Our previous article covered how  Instacart, Ulta Beauty, & Gopuff launched their retail ad media networks and why these specialized stores have their own set of advertisers.

In another article, we talked about why traditional retail giants Walmart and HomeDepot giving access to offline and online user data to their advertisers would provide them with an edge over Amazon in the long run.

Here’s another reason for retailers (apart from Amazon) to rejoice. 

Amazon’s search results page is getting cluttered. As per a report by Profitero, Amazon’s average ad load was 8.5 sponsored impressions on the first page of search results. At the same time, Walmart had an average of 4.0 sponsored impressions, while Target and The Home Depot had just 1.9.

Search results pages are getting cluttered

This means an advertiser has a lesser chance of being noticed by the customers and will have a lower click-through rate or a higher CPC. This will eventually lead to a lower ROAS (Return On Ad Spend).

The new players will lower ads per search results give a better experience to their users apart from providing exclusivity to their advertisers.

This is one of the primary factors responsible for the retail media budget allocations shifting away from Amazon (as per a Merkle study). The share of retail media spending on Amazon dropped from 55% to 45% in just one year.

Why retail media is termed as the third wave of digital advertising? 

After search (led by Google) and social network advertising (led by Facebook), it’s time for retailers to enjoy the ad dollars.

The pivot here is the deprecation of third-party cookies driven by the user privacy debate.

With data sharing becoming more complicated and regulated, first-party data will be even more critical.

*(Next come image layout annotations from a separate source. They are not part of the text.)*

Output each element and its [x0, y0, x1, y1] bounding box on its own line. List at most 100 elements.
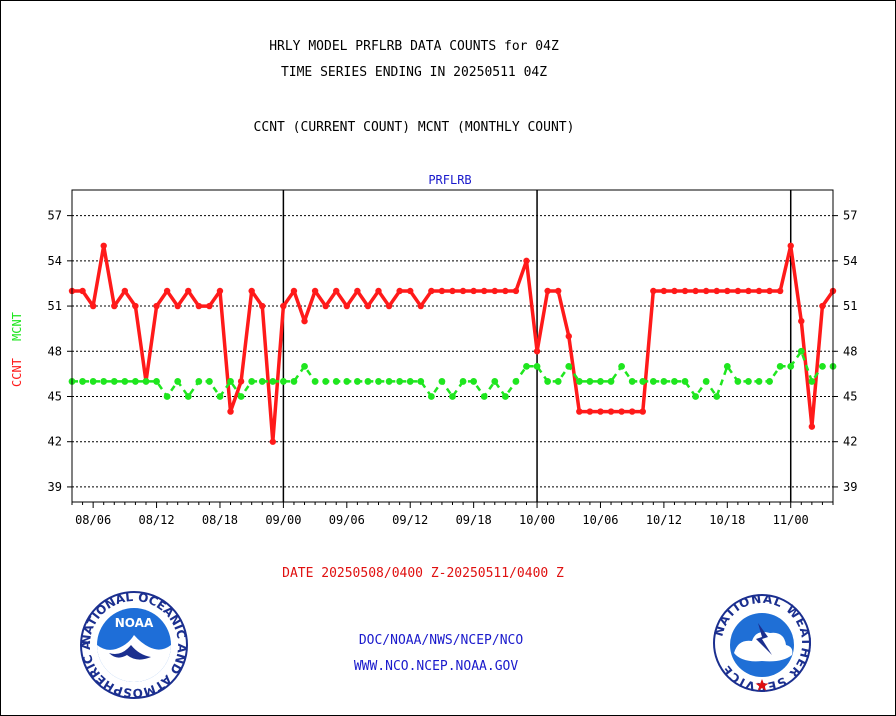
data-point-ccnt: [681, 287, 689, 295]
org-link[interactable]: DOC/NOAA/NWS/NCEP/NCO: [358, 633, 524, 648]
data-point-ccnt: [491, 287, 498, 295]
data-point-mcnt: [279, 378, 287, 385]
data-point-mcnt: [575, 378, 583, 385]
data-point-mcnt: [258, 378, 266, 385]
data-point-ccnt: [523, 257, 530, 265]
data-point-mcnt: [565, 362, 573, 370]
nws-logo: NATIONAL WEATHER SERVICE: [712, 593, 812, 693]
data-point-ccnt: [132, 302, 139, 310]
data-point-mcnt: [195, 378, 203, 385]
data-point-mcnt: [343, 378, 351, 385]
chart-subtitle: CCNT (CURRENT COUNT) MCNT (MONTHLY COUNT…: [253, 120, 575, 135]
data-point-ccnt: [153, 302, 160, 310]
data-point-mcnt: [808, 378, 816, 385]
data-point-ccnt: [554, 287, 562, 295]
data-point-mcnt: [449, 393, 456, 400]
data-point-ccnt: [237, 378, 245, 385]
data-point-mcnt: [723, 362, 731, 370]
y-tick-label-left: 45: [48, 389, 62, 403]
data-point-ccnt: [650, 287, 657, 295]
data-point-ccnt: [481, 287, 488, 295]
data-point-mcnt: [227, 378, 234, 385]
data-point-ccnt: [745, 287, 752, 295]
data-point-mcnt: [797, 347, 805, 355]
data-point-ccnt: [89, 302, 97, 310]
data-point-mcnt: [459, 378, 467, 385]
data-point-ccnt: [174, 302, 181, 310]
data-point-ccnt: [375, 287, 382, 295]
y-tick-label-left: 57: [48, 209, 62, 223]
y-tick-label-left: 48: [48, 344, 62, 358]
data-point-ccnt: [660, 287, 668, 295]
x-tick-label: 10/12: [646, 513, 682, 527]
website-link[interactable]: WWW.NCO.NCEP.NOAA.GOV: [353, 659, 519, 674]
data-point-mcnt: [639, 378, 647, 385]
axis-layer: 39 39 42 42 45 45 48 48 51 51 54 54 57 57 08/06 08/12 08…: [48, 209, 858, 527]
data-point-ccnt: [163, 287, 171, 295]
data-point-mcnt: [100, 378, 108, 385]
data-point-ccnt: [533, 348, 541, 355]
data-point-ccnt: [702, 287, 710, 295]
data-point-ccnt: [787, 242, 794, 249]
x-tick-label: 09/18: [456, 513, 492, 527]
data-point-mcnt: [417, 378, 425, 385]
data-point-ccnt: [544, 287, 551, 295]
data-point-ccnt: [185, 287, 192, 295]
data-point-ccnt: [364, 302, 372, 310]
data-point-ccnt: [280, 302, 287, 310]
data-point-mcnt: [671, 378, 678, 385]
x-tick-label: 09/12: [392, 513, 428, 527]
x-tick-label: 10/00: [519, 513, 555, 527]
data-point-mcnt: [385, 378, 393, 385]
data-point-ccnt: [502, 287, 509, 295]
data-point-mcnt: [649, 378, 657, 385]
data-point-mcnt: [364, 378, 372, 385]
data-point-ccnt: [438, 287, 446, 295]
data-point-mcnt: [206, 378, 213, 385]
data-point-mcnt: [142, 378, 150, 385]
y-axis-label-mcnt: MCNT: [10, 312, 24, 341]
data-point-mcnt: [512, 378, 520, 385]
data-point-ccnt: [798, 317, 805, 325]
y-tick-label-right: 54: [843, 254, 857, 268]
data-point-mcnt: [501, 393, 509, 400]
data-point-ccnt: [459, 287, 467, 295]
data-point-mcnt: [438, 378, 446, 385]
data-point-mcnt: [470, 378, 478, 385]
data-point-ccnt: [724, 287, 731, 295]
data-point-ccnt: [819, 302, 826, 310]
y-tick-label-left: 42: [48, 435, 62, 449]
x-tick-label: 09/00: [265, 513, 301, 527]
data-point-ccnt: [671, 287, 678, 295]
data-point-ccnt: [692, 287, 699, 295]
y-tick-label-right: 57: [843, 209, 857, 223]
data-point-mcnt: [533, 362, 541, 370]
data-point-mcnt: [523, 362, 530, 370]
y-tick-label-right: 39: [843, 480, 857, 494]
data-point-ccnt: [311, 287, 319, 295]
data-point-mcnt: [427, 393, 435, 400]
y-tick-label-left: 54: [48, 254, 62, 268]
data-point-mcnt: [544, 378, 552, 385]
data-point-mcnt: [660, 378, 668, 385]
data-point-mcnt: [184, 393, 192, 400]
star-icon: [755, 679, 769, 691]
data-point-ccnt: [512, 287, 520, 295]
data-point-ccnt: [766, 287, 773, 295]
series-line-ccnt: [72, 244, 835, 444]
noaa-logo-text: NOAA: [115, 616, 154, 630]
data-point-mcnt: [491, 378, 499, 385]
data-point-ccnt: [470, 287, 477, 295]
y-tick-label-left: 39: [48, 480, 62, 494]
x-tick-label: 10/06: [582, 513, 618, 527]
data-point-mcnt: [79, 378, 86, 385]
data-point-ccnt: [628, 408, 636, 415]
chart-title-line2: TIME SERIES ENDING IN 20250511 04Z: [280, 65, 548, 80]
data-point-mcnt: [819, 362, 826, 370]
data-point-ccnt: [248, 287, 255, 295]
data-point-mcnt: [745, 378, 752, 385]
grid-layer: [72, 190, 833, 502]
data-point-ccnt: [290, 287, 298, 295]
data-point-mcnt: [787, 362, 795, 370]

The dependency on third-party sources for user data will be a thing of the past. Advertisers will be looking for avenues to get their hands on credible customer data collected with consent. Retailers and eCommerce players need to build strategies to collect, store and keep the information updated from the users (customers) with explicit permission. With dedicated mobile apps, robust loyalty programs, and tech-infused offline presence, retailers should aim to get customers onboard on sharing their information while abiding by the current and future privacy regulations.

One aspect where the retailers (eCommerce players) will benefit the most in the privacy-first world is the closed-loop nature of the campaigns on their platforms. Post Apple’s anti-tracking initiatives, Facebook and Google are already finding it difficult to track users once they leave their platforms and convert on a portal outside of their ecosystem. With clear attribution and measurement techniques, eCommerce players and retailers get the edge here. 

Another reason retail media is set to boom post third-party cookies is that ads on retailers’ properties fall in the sweet overlap of branding & performance. More and more brands are shifting their focus on e-commerce websites and apps to get their hands on sponsored display ads that come with the benefits of first-party retailer data for audience targeting and closed-loop sales.

The ecosystem is building up at an accelerated pace, and retailers need to be prepared for the advertisers to reap the benefits in the medium to long term. At Kritter Software Technology, we have seen the same. One of our commerce clients is currently seeing more than a billion ad requests on a daily basis in just 12 months of starting their retail media network.

Finding the right advertising technology or adtech partner will put retailers on course to establish their own media platform to create this high-margin new revenue stream.